First let me apologize. Pat (as usual) is right. Apparently only the Berk has a removable "bottom plate" that allows you to slide out the wheels and axles as an assembly. That's what I was thinking of. From your photos I'm disappointed to conclude that the Turbine didn't benefit from this design. So if you ever do need to change the wheels, gear, etc., you would have to pull and press them as with almost all Lionel trains.
Regarding your angular measurements... If I understand you correctly, you're saying that there's enough "slop" in the side rod holes, that the next tooth in the worm wheel will ALWAYS be picked up by the thread of the worm, before the outside of the wheel is pulled forward by the rod. This is an amazing discovery, because it pretty much busts my theory that different "timing" between the front & rear worm wheels is the reason why some of these locos run very well while others are noisy and balky. Maybe someday the true cause of the widespread variation in running quality will be found!

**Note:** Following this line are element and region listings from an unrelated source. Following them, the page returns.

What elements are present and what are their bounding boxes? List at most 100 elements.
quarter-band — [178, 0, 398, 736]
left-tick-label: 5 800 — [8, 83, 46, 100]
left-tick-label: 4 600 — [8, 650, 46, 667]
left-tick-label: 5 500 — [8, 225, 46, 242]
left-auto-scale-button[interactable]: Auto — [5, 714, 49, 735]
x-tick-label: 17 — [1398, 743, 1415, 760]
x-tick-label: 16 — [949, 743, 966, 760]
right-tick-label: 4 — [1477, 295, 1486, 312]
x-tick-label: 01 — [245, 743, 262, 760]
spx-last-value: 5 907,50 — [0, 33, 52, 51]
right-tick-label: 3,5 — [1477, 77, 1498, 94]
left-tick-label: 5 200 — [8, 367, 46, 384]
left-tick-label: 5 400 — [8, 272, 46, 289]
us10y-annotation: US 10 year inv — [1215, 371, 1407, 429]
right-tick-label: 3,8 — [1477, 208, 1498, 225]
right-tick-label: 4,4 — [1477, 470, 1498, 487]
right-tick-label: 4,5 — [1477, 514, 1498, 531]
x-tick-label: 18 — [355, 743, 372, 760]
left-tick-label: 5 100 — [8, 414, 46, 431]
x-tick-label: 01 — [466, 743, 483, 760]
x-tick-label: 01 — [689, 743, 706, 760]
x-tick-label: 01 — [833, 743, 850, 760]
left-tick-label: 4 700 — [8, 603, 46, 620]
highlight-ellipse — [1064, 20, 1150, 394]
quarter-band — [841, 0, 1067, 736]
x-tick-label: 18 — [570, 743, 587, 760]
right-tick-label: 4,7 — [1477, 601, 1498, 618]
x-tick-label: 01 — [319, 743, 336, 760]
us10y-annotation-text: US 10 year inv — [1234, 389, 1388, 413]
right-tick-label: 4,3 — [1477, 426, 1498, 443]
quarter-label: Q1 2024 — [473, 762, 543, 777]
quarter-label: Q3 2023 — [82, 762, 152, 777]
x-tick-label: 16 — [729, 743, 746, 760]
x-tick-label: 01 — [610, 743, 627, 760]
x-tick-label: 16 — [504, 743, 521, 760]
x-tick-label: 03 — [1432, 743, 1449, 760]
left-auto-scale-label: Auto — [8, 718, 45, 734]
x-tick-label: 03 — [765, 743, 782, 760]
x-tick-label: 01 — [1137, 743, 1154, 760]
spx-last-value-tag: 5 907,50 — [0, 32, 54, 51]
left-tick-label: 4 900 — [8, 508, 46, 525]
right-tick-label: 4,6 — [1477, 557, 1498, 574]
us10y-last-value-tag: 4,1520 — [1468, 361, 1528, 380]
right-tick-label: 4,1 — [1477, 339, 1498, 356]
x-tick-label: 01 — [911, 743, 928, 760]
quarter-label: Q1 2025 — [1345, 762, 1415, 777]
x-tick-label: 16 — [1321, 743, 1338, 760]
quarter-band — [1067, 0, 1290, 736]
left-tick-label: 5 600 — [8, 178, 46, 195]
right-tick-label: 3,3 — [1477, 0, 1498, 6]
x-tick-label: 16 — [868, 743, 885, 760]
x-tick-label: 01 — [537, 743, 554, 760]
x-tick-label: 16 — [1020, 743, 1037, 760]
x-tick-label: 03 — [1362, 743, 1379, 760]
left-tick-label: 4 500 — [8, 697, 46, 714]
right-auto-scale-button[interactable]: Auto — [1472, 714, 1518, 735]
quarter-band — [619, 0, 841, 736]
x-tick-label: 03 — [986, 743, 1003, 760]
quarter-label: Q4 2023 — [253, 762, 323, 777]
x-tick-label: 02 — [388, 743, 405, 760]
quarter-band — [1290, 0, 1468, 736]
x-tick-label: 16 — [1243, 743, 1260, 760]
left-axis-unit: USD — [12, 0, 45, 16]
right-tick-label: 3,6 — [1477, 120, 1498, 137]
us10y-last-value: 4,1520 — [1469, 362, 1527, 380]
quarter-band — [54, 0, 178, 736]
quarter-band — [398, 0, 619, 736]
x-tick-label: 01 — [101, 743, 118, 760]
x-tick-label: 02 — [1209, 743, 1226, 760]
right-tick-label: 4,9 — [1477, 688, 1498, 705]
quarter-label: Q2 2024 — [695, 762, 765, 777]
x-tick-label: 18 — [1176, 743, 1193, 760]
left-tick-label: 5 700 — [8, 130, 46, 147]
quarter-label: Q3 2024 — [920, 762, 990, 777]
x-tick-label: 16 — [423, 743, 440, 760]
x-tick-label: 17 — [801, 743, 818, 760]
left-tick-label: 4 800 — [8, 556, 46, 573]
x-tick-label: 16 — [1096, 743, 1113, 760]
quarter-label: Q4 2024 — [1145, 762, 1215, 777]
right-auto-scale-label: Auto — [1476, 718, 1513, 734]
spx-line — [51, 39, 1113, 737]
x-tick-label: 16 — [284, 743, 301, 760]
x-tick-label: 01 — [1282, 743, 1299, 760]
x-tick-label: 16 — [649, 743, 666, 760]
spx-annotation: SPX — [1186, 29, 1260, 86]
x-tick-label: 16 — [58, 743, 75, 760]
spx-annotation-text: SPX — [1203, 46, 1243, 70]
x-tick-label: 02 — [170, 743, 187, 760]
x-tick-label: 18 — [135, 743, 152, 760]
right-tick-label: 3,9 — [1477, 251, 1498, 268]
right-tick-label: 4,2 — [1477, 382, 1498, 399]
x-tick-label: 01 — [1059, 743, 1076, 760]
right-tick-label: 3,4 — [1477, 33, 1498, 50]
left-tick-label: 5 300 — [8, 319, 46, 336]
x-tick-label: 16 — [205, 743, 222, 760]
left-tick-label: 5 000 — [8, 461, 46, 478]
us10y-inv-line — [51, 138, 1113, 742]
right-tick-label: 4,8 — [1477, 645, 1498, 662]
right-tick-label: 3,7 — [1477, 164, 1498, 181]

I'm not surprised at your 23-tooth count. There's a design philosophy that says if you want the mechanism to be long-wearing, use prime numbers for tooth counts so that over the life of the mechanism, wear is distributed evenly over the whole gear. In this case, it looks like it worked!
One more thing-- you don't necessarily have to pull the driver. Try wedging a slippery plastic "bread clip" between the wheel and the frame, or even inside the chassis between the worm wheel and the frame on the opposite side. (You can also use material from a plastic milk jug, etc. Cut it into a circular shape smaller than the driving wheel.) Among Berkshire owners this is known as the "bread clip mod." Do this as a temporary fix to see if it improves performance. And take comfort in knowing that If you do have to remove the wheel, you have at least 7 degrees of forgiveness when it comes to re-mounting it "in quarter." Great discussion here!!